Terrorism & Religion – Drawing the Fine Line

Let’s start with the basics. If you’re sick and tired of hearing everyone going over the moon, trying to prove their point of “Terrorism having no religious affiliation,” you should read this. It’s okay for you to go ahead and wrap your opinion around the stereotypical, but before that, you should read this article and think to yourself, if you’re putting yourself in a position you don’t want to be.

Terrorism – Definition

The best part yet – is that terrorism has no primary definition. There are many definitions in the basket of definitions for terrorism compiled by the United Nations, NGOs, IGOs, countries and ironically, “terrorists” themselves. Let’s take two definitions to understand how exactly terrorism could be of any religious affiliation.

“Terrorism attacks the values that lie at the heart of the Charter of the United Nations: respect for human rights; respect for rule of law; rules of war that protects civilians; tolerance among people’s and nations; and the peaceful resolution of conflict.” (UN, 2015)

“Terrorism flourishes in environments of despair, humiliation, poverty, political oppression, extremism and human rights abuse; it also flourishes in context of regional conflict and foreign occupation; and it profits from the weak state capacity to maintain law and order.” (UN, 2015)

Right and yes, none of the definitions categorize terrorism as a part of a particular “religion” in any way. That is the right thing – because none of the religions primarily encourage terrorism or activities of human destruction at all. It is the human perspective you interpret your religion, that makes you a terrorist individually and just because you’re a terrorist yourself, doesn’t make your whole race terrorists or even linked to your terrorist activities.

Still not satisfied? Of course not. Let’s take a look at some of the examples.

Terrorism Around the World

In Sri Lanka, we encountered a 30 year civil war – which was escaladed as a result of an ethnic conflict. The “terrorist” organization that operated within the country called themselves the Liberal Tigers of Tamil Eelam. (LTTE) If you believe that terrorism has a religion, here it represents a nationality – Tamil. So if you’re a firm believer that terrorism has some sort of representation to religion or in this case, nationality – all Tamils are terrorists.

Recently, Buddhist extremists in Myanmar and Sri Lanka opposed the expanding human numbers of Muslim nationalities and participated in inappropriate actions which could be categorized under “political oppression, extremism” and in some cases, definitely “human rights abuse”. So according to the theory of “Terrorism has some sort of representation of a religion,” it is clearly Buddhism. So all Buddhists are terrorists.

Of course – needless to say, you already think all Muslims are terrorists. So let’s not talk about it.

Remember the World War I, World War II and the Cold War where military powers went to war for political interests and conflicts of interests that they couldn’t resolve over a table? The mass destructions in Japan and genocide that took place clearly checked all the boxes of “terrorism” definitions that I have included in this article.

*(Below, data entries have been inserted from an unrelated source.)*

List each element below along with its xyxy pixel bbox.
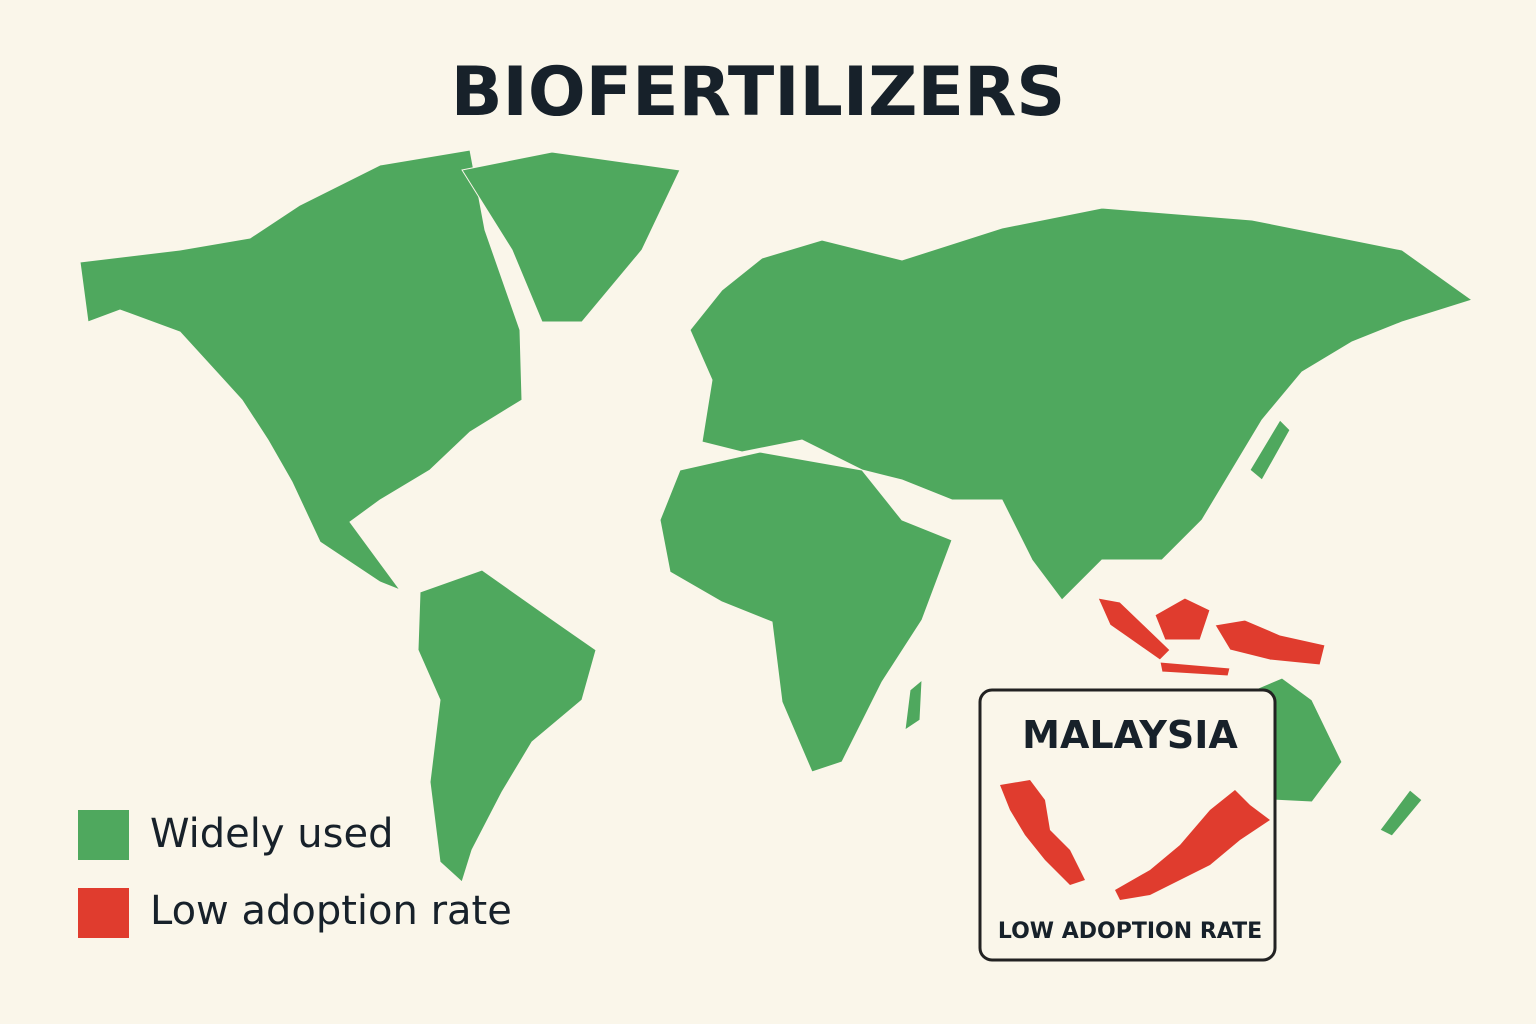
- eurasia: [689, 207, 1474, 601]
- peninsular-malaysia: [1000, 780, 1085, 885]
- south-america: [417, 569, 597, 883]
- indonesia-east: [1214, 619, 1326, 666]
- new-zealand: [1379, 789, 1423, 837]
- legend-swatch: [78, 810, 129, 860]
- legend-label: Widely used: [150, 811, 393, 857]
- borneo: [1154, 597, 1211, 641]
- java: [1159, 661, 1231, 677]
- world-map: [79, 149, 1474, 883]
- greenland: [461, 151, 681, 323]
- madagascar: [904, 678, 923, 732]
- inset-caption: LOW ADOPTION RATE: [998, 919, 1262, 944]
- east-malaysia: [1115, 790, 1270, 900]
- legend: Widely used Low adoption rate: [78, 810, 512, 938]
- japan: [1249, 419, 1291, 481]
- north-america: [79, 149, 523, 592]
- legend-swatch: [78, 888, 129, 938]
- africa: [659, 451, 953, 773]
- title: BIOFERTILIZERS: [451, 53, 1066, 132]
- inset: MALAYSIA LOW ADOPTION RATE: [978, 688, 1277, 962]
- indonesia-sumatra: [1097, 597, 1171, 661]
- inset-title: MALAYSIA: [1022, 713, 1238, 757]
- inset-box: [978, 688, 1277, 962]
- legend-label: Low adoption rate: [150, 888, 512, 934]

So, if you belong to any of the countries that took a side in war and armed conflict, who killed civilians, you just called yourself a terrorist.

But how about Atheists – People who don’t believe in a religion? Can they be exempted from terrorism because they don’t belong to a religion? Let’s take time to think about all the state-less children who fled from the hands of poverty. If they take arms and take part in mass destruction, according to your narrow-minded opinion, they will not be called terrorists because they have no religion and are state-less.

What is the Difference?

Education. The gap of education is the primary difference of understanding real terrorists. As I said before in the article, none of the religions expose or encourage terrorist activities. If they do so, it is because the religious scripts have gone through years of transformation and human influence which then, interprets their aggressive culture and opinion. If they do so, that is human made – a religion is not to be blamed.

Extremism is a choice that is made by a handful of people. I am a Buddhist and I don’t hate the existence of Muslims. I have friends who are Muslims who don’t carry a suicide belt whenever they walk around. I know Christians who are not a part of the KKK Clan and I know Tamils who never supported separation in Sri Lanka. Terrorism could be born due to unlawful actions, demeaning of human rights and values of a minority culture or even for reasons of economic stabilization – if there is no war, there is no market for weapon manufacturers. Terrorism is fear and anger that is brought to the table by people and they themselves are responsible for it. Just like I am not responsible for activities of Buddhist extremists, all Tamils are not responsible for terrorism in Sri Lanka, not all Russians are responsible for countless illegal foreign occupation, not all Americans are responsible for bombings in Japan and Iraq attacks, not all human beings are responsible for poverty and natural disasters – not all Muslims are responsible for activities of Islamic extremists. Religion is only their political shield.